Syria and Barack Obama’s surplus powerlessness

Fred Hof writes: In his excellent Black Flags: The Rise of ISIS, Joby Warrick quotes White House wordsmith Benjamin Rhodes as saying, “I think, candidly, that a lot of people have used this debate to position themselves for posterity as being for doing something in Syria when in fact it wouldn’t have made much difference.” Leave aside that the use of the word “candidly” is an indicator that the thought articulated is anything but candid. Leave aside the broad brush nature of the accusation. What is important is not the view of a staffer, but that of his boss. If President Obama thinks that his critics are poseurs and their ideas are all useless, what does it imply about his willingness to correct a disastrous course during the time left to him in the presidency?

Mr. Kerry too is perfectly free to claim that nary a “realistic alternative” has been offered by critics. This critic takes special exception to the claim. What is important, however, is whether or not the President of the United States recognizes that a significant policy shift is required. What is critical is whether or not he is energizing his national security apparatus to produce alternatives for his consideration. If he is satisfied with the present course, if he is at peace with the political implications for allies of Syria emptying itself, and if he is satisfied that mass murder in Syria can go unanswered on the grounds that it is not genocide, then it will likely be up to his successor to stop digging and eventually climb out of the hole. [Continue reading…]

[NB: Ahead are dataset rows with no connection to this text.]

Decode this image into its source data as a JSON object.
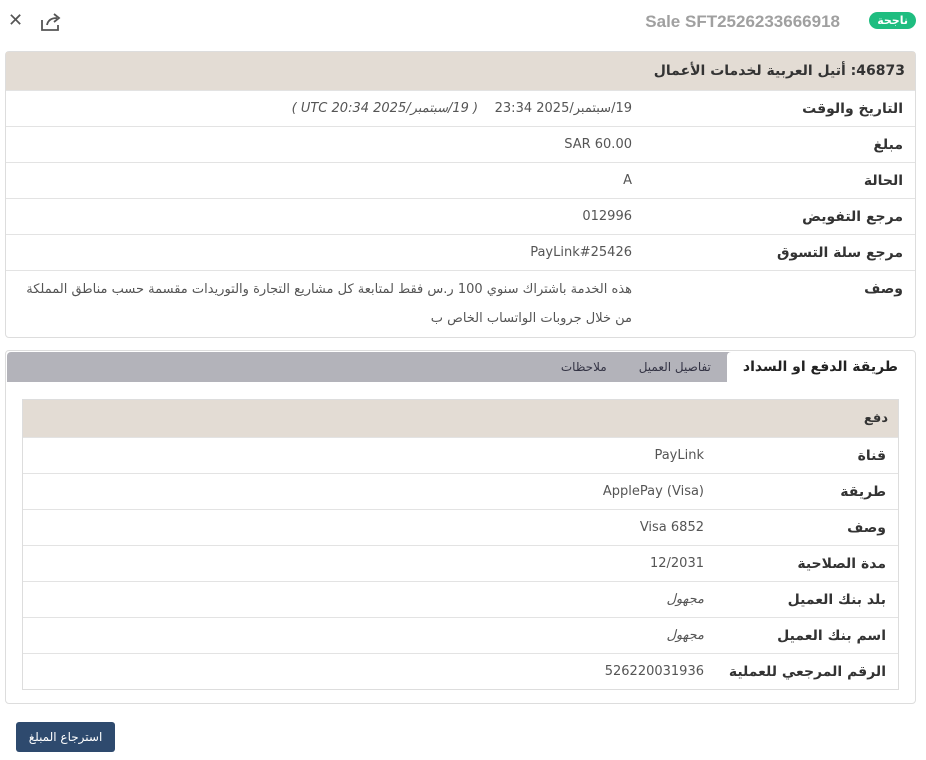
{
  "header": {
    "badge": "ناجحة",
    "title": "Sale  SFT2526233666918",
    "close_icon": "close-icon",
    "share_icon": "share-icon"
  },
  "summary": {
    "title": "46873: أتيل العربية لخدمات الأعمال",
    "rows": [
      {
        "label": "التاريخ والوقت",
        "value": "19/سبتمبر/2025 23:34",
        "extra": "( 19/سبتمبر/2025 20:34 UTC )"
      },
      {
        "label": "مبلغ",
        "value": "SAR 60.00"
      },
      {
        "label": "الحالة",
        "value": "A"
      },
      {
        "label": "مرجع التفويض",
        "value": "012996"
      },
      {
        "label": "مرجع سلة التسوق",
        "value": "PayLink#25426"
      },
      {
        "label": "وصف",
        "value": "هذه الخدمة باشتراك سنوي 100 ر.س فقط لمتابعة كل مشاريع التجارة والتوريدات مقسمة حسب مناطق المملكة من خلال جروبات الواتساب الخاص ب"
      }
    ]
  },
  "tabs": [
    {
      "label": "طريقة الدفع او السداد",
      "active": true
    },
    {
      "label": "تفاصيل العميل"
    },
    {
      "label": "ملاحظات"
    }
  ],
  "payment": {
    "title": "دفع",
    "rows": [
      {
        "label": "قناة",
        "value": "PayLink"
      },
      {
        "label": "طريقة",
        "value": "ApplePay (Visa)"
      },
      {
        "label": "وصف",
        "value": "Visa 6852"
      },
      {
        "label": "مدة الصلاحية",
        "value": "12/2031"
      },
      {
        "label": "بلد بنك العميل",
        "value": "مجهول"
      },
      {
        "label": "اسم بنك العميل",
        "value": "مجهول"
      },
      {
        "label": "الرقم المرجعي للعملية",
        "value": "526220031936"
      }
    ]
  },
  "refund_button": "استرجاع المبلغ"
}
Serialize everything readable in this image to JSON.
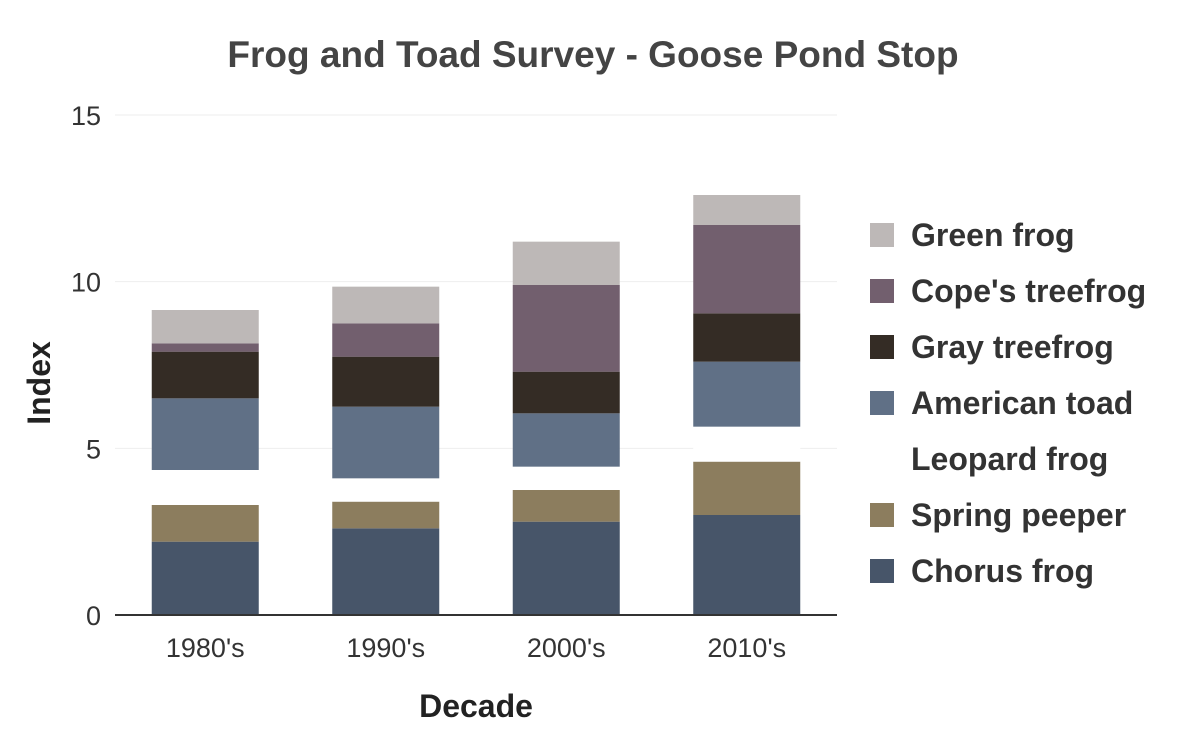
{
  "chart_data": {
    "type": "bar",
    "stacked": true,
    "title": "Frog and Toad Survey - Goose Pond Stop",
    "xlabel": "Decade",
    "ylabel": "Index",
    "ylim": [
      0,
      15
    ],
    "yticks": [
      0,
      5,
      10,
      15
    ],
    "grid": true,
    "legend_position": "right",
    "categories": [
      "1980's",
      "1990's",
      "2000's",
      "2010's"
    ],
    "series": [
      {
        "name": "Chorus frog",
        "color": "#475569",
        "values": [
          2.2,
          2.6,
          2.8,
          3.0
        ]
      },
      {
        "name": "Spring peeper",
        "color": "#8c7d5e",
        "values": [
          1.1,
          0.8,
          0.95,
          1.6
        ]
      },
      {
        "name": "Leopard frog",
        "color": "#ffffff",
        "values": [
          1.05,
          0.7,
          0.7,
          1.05
        ]
      },
      {
        "name": "American toad",
        "color": "#607086",
        "values": [
          2.15,
          2.15,
          1.6,
          1.95
        ]
      },
      {
        "name": "Gray treefrog",
        "color": "#342c25",
        "values": [
          1.4,
          1.5,
          1.25,
          1.45
        ]
      },
      {
        "name": "Cope's treefrog",
        "color": "#725f6e",
        "values": [
          0.25,
          1.0,
          2.6,
          2.65
        ]
      },
      {
        "name": "Green frog",
        "color": "#bdb8b7",
        "values": [
          1.0,
          1.1,
          1.3,
          0.9
        ]
      }
    ]
  }
}
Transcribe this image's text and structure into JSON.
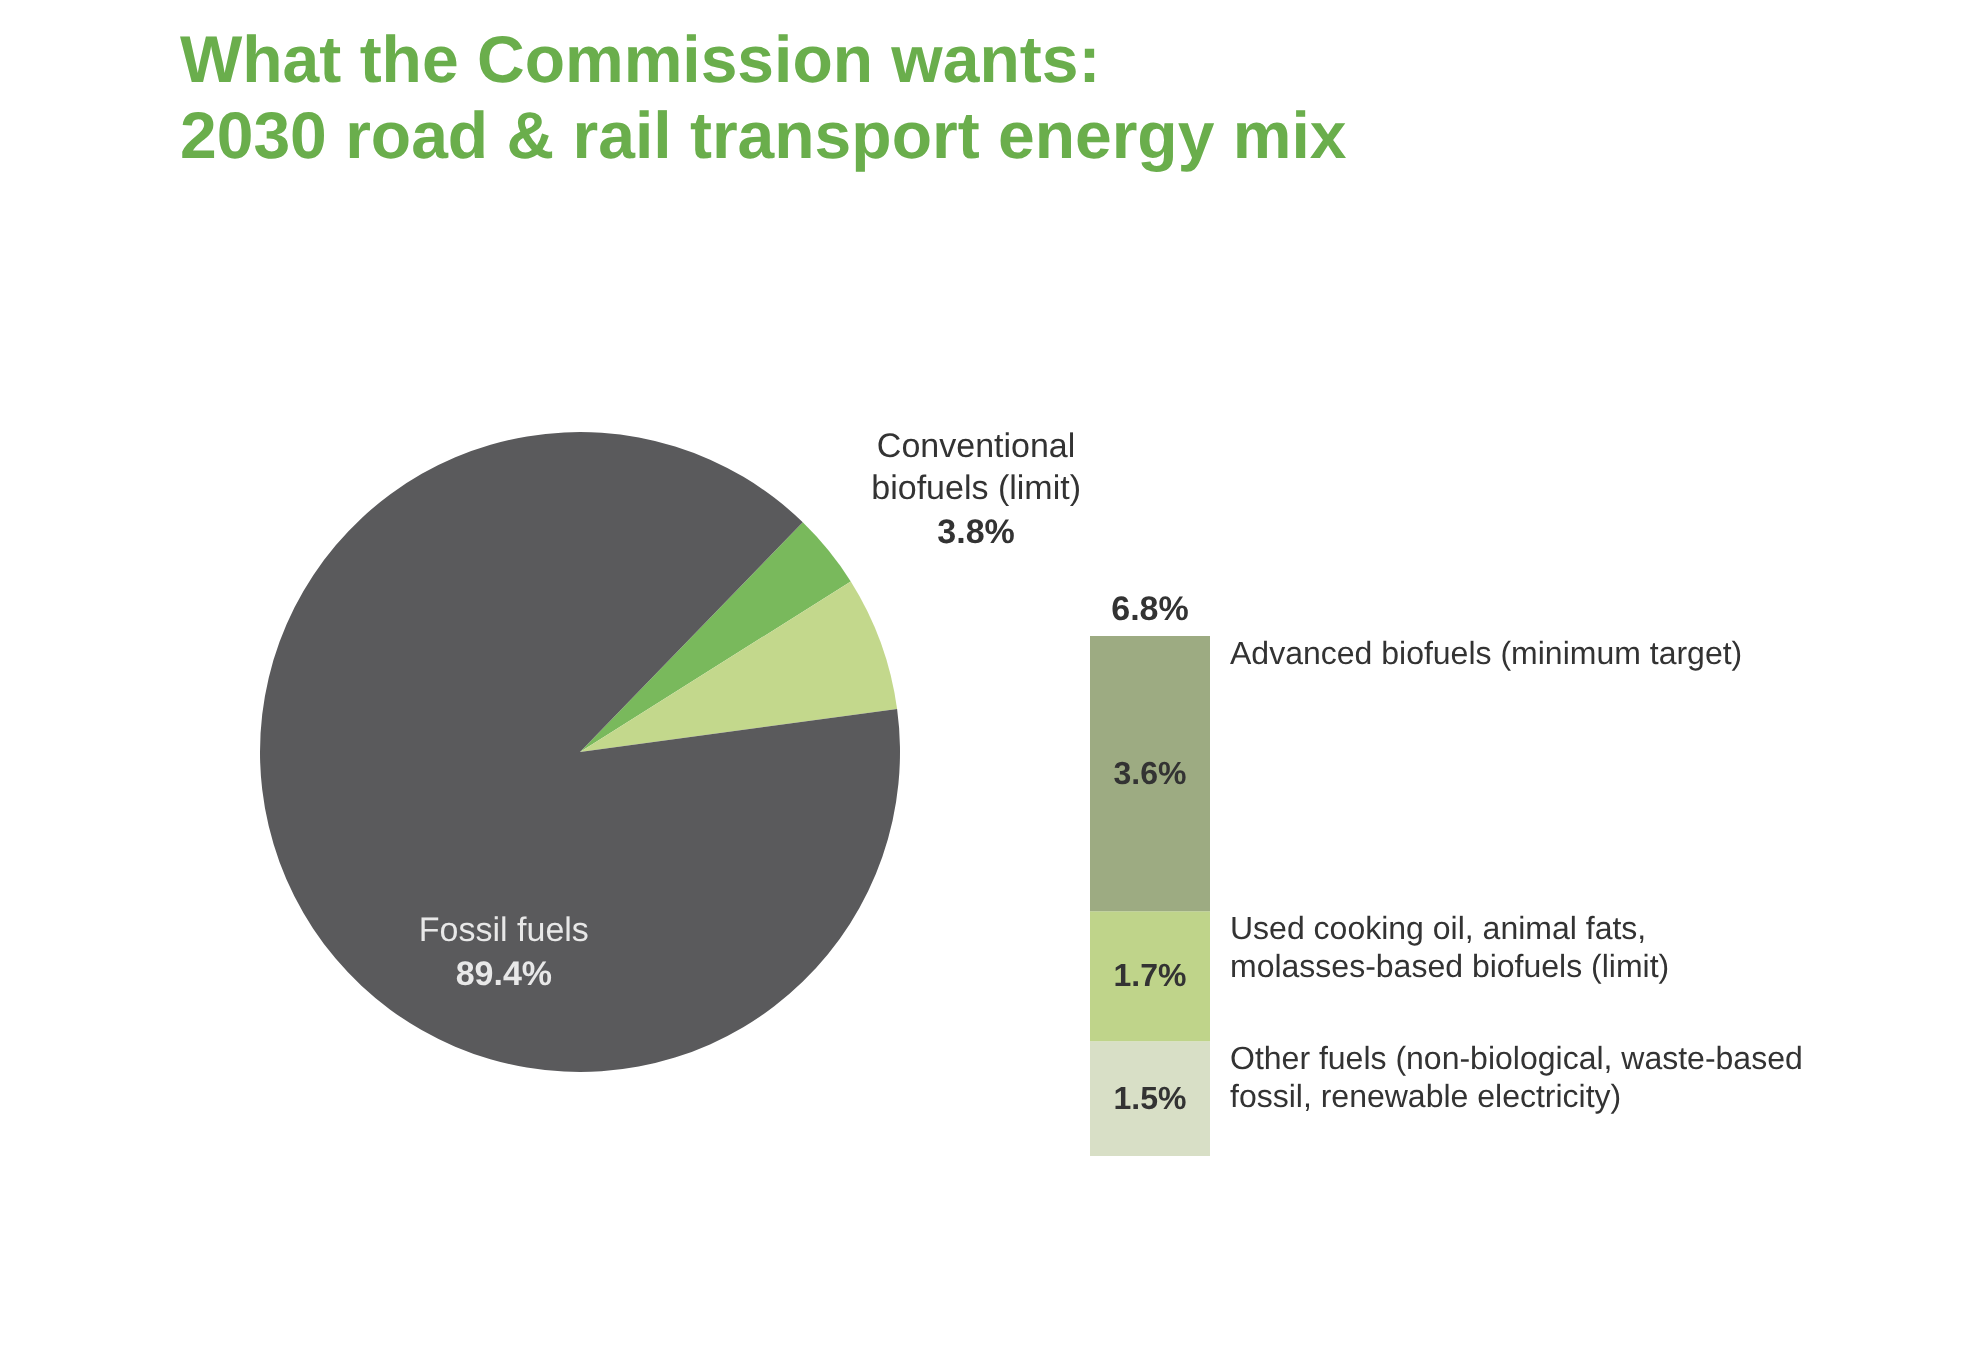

The phrase, surplus powerlessness, comes from Michael Lerner, who in his 1991 book of the same name, defined it this way:

the set of feelings and beliefs that make people think of themselves as even more powerless than the actual power situation requires, and then leads them to act in ways that actually confirm them in their powerlessness.

Lerner describes the shift from idealism to cynicism that has shaped the thinking of so many of our generation — including a president who once in office, traded hope for realism:

The cynical chic that dominates social and political discourse in the 1990s — and which finds its highest expression in the elitist put-downs of all forms of idealism that weekly emanate from The New Republic, national columnists, and television news commentators and analysts — is a defensive compensation for the pain that many people experienced when they found that their unrealistic hopes for total transformation could not immediately be gratified. The tendency of the mass media to foster a desire for immediate gratification of all our desires made many people expect that the minute they could formulate the notion of a very different kind of world, the moment they could see its importance and desirability, they should be able to achieve it without too much struggle. A year or two, perhaps. But if nothing happened that quickly, then perhaps nothing would ever happen, and the very possibility of things changing must be an illusion. How quickly the demand for instant gratification turns revolutionaries into cynics. Suddenly the Saddam Husseins and Mu’ammar Qaddafis, the virulent nationalists of Eastern Europe, the totalitarian oppressors in China, the multinational firms that seem to have little compassion for the communities they uproot or destroy or the ecology they pollute in pursuit of their profits — all seem to be inevitable, as though built into the structure of necessity. All we can do as individuals, we begin to believe, is to become “realistic,” which is to say, to act in the same selfish and self-centered way as everyone else, expecting that anyone who can will hurt us if we don’t get the advantage first.

The power of an American president can be overstated and yet the description — most powerful man on Earth — remains true, even at this time of dwindling American power.

The president might view Syria as though he is no different from the millions of other onlookers who feel powerless to influence events and yet his posture has always involved the exercise of choice.

Some might argue that Obama now serves as a much needed role model in a rare, unappreciated virtue: American humility.

I suspect, however, that the lesson more commonly drawn from his example will be that presidents can’t actually accomplish much. Having fueled hope, he ended up breeding apathy.

Whether that turns out to be the case will likely become evident as the Bernie Sanders campaign advances.

Some of the early signs are not too promising as strong youth support fails to be matched in voter turnout.